Решение принято. Твердое. Но как осуществить его, чтобы все восприняли сотворенное им правдоподобно?
Молва такая: распятый, испивший воды, умирает намного быстрее. К тому же просьба подать воды привлечет внимание стражников, вперивших взоры свои в корчившегося несчастного, насколько ему позволяли путы на ногах и руках.
Вопль утих, и пока не последовало нового удара молотом по коленам, Иисус попросил как можно громче и как можно жалостливей:
— Пить.
Стоном разрывавшейся души прозвучала эта просьба, и стражники повернули лица свои к Иисусу. Тогда он напряг волю свою, повелевая мысленно ближайшему из стражников:
«Подай воду! Подай! Подай!..»
Трудно определить, что повлияло на стражника, либо гипнотическое воздействие воли Иисуса, либо те золотые монеты, которые подучил он от жгучей красавицы, к которой ко всему прочему благоволит пентакостарх (от солдатских глаз ничего не скроешь), но стражник не остался глух к просьбе распятого Иисуса. К великому удивлению женщин, он, молча, подошел к сосуду с поской, постоял немного, раздумывая, как исполнить весьма непривычное для него дело, и все же нашел выход: обильно смочил губку, затыкавшую амфору и, вонзив в нее копье, поднес губку ко рту Иисуса.

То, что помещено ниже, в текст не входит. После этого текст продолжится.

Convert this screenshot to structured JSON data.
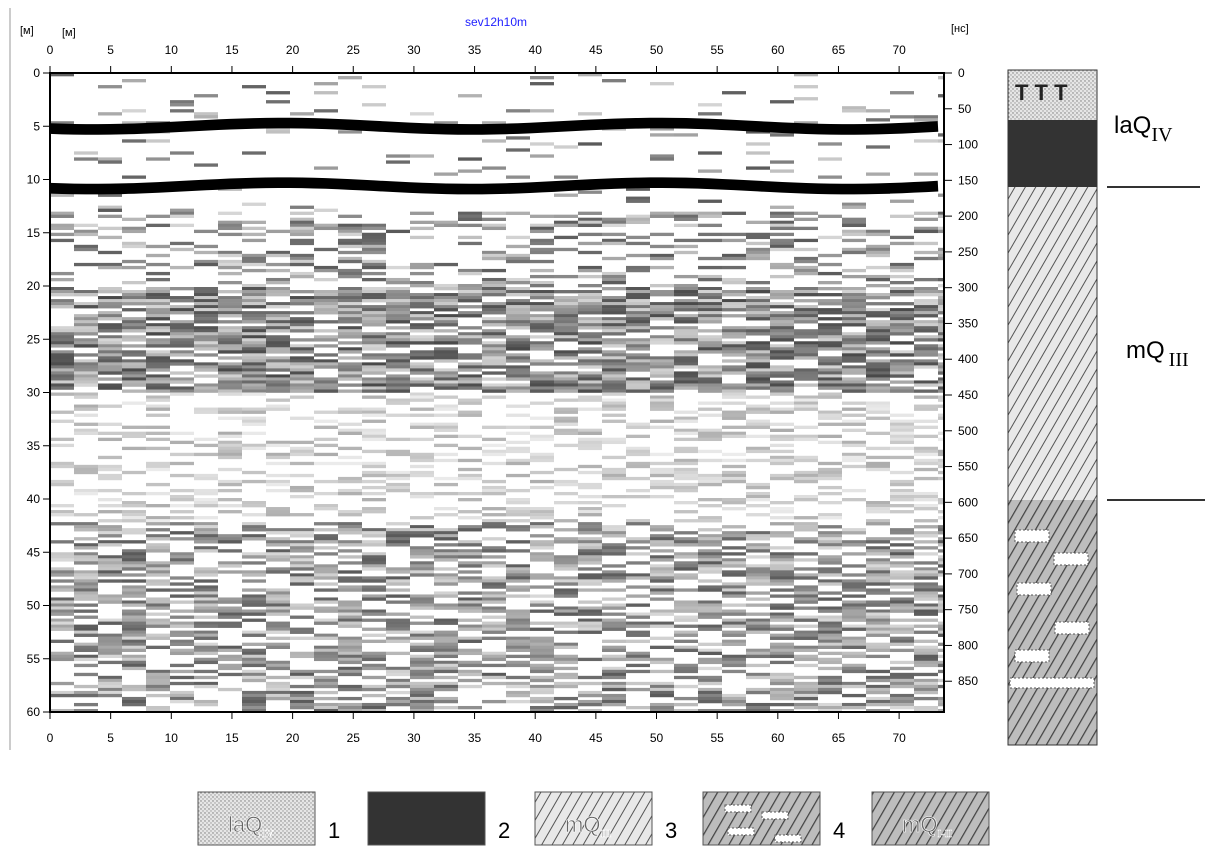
{
  "title": "sev12h10m",
  "axes": {
    "left_unit": "[м]",
    "top_unit": "[м]",
    "right_unit": "[нс]",
    "xlim": [
      0,
      73.7
    ],
    "xticks": [
      0,
      5,
      10,
      15,
      20,
      25,
      30,
      35,
      40,
      45,
      50,
      55,
      60,
      65,
      70
    ],
    "ylim": [
      0,
      60
    ],
    "yticks": [
      0,
      5,
      10,
      15,
      20,
      25,
      30,
      35,
      40,
      45,
      50,
      55,
      60
    ],
    "y2lim": [
      0,
      893
    ],
    "y2ticks": [
      0,
      50,
      100,
      150,
      200,
      250,
      300,
      350,
      400,
      450,
      500,
      550,
      600,
      650,
      700,
      750,
      800,
      850
    ]
  },
  "column_labels": [
    {
      "text": "laQ",
      "sub": "IV"
    },
    {
      "text": "mQ",
      "sub": "III"
    }
  ],
  "legend": [
    {
      "text": "laQ",
      "sub": "IV",
      "number": "1"
    },
    {
      "number": "2"
    },
    {
      "text": "mQ",
      "sub": "III",
      "number": "3"
    },
    {
      "number": "4"
    },
    {
      "text": "mQ",
      "sub": "I-II"
    }
  ]
}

Жадно всосался в мокрую губку Иисус, а ратник поворачивал копье по мере надобности, чтобы распятый высосал всю воду из губки со всех сторон. Вот, наконец, Иисус оторвался от губки. Мгновение, и он исторг из себя громкий вопль:
— Отче! В руки Твои передаю дух мой!
Встревоженным многоголосьем откликнулось царство пернатых окрест, женщины еще ниже склонили головы и не утирали обильных слез, текших по их щекам.
Малая пауза и — вдох облегчения:
— Свершилось!
Голова Иисуса безвольно упала на грудь.
Он больше не слышал воплей распятых с ним, которым рабы с безжалостным вдохновением дробили кости ног, не видел, как некоторые женщины падали в обморок, не выдержав ужасного зрелища и нечеловеческих страданий; как многие, более сильные духом, продолжали оставаться на месте с поникшими головами, а иные уже потянулись по дороге в город, унося с собой ужас увиденного. Они торопливо семенили, словно убегали от чумы.
Иисус больше не дышал. Сердце его остановилось.
Рабы, окончив истязание двух первых, подошли к кресту Иисуса. Один из них, поплевав на ладони, сжал покрепче молот, чтобы ударить со всей силой по колену Иисуса, но стражник остановил его:
— Он умер.
— Проверим. Если он мертв, не все ли равно ему?
— Он умер! — уже строже повторил стражник, но оба раба, получившие от более высокого начальства повеление раздробить кости всем трем распятым, продолжали упрямиться.
— Проверить, не притворился ли, не станет лишним.
— Вы правы, — отступил от своего стражник. — Давайте проверим.
И он ткнул Иисуса в бок копьем.
Иисус не вздрогнул. Не трепыхнулся. Как висел бездвижно, гак и продолжал висеть.
— Ну вот, теперь мы убедились, — делая нажим на слове «мы», заключил стражник. — Он — мертв.
На выступившую из раны кровь стражник вроде бы не обратил никакого внимания, а рабам это не бросилось в глаза по их невежеству.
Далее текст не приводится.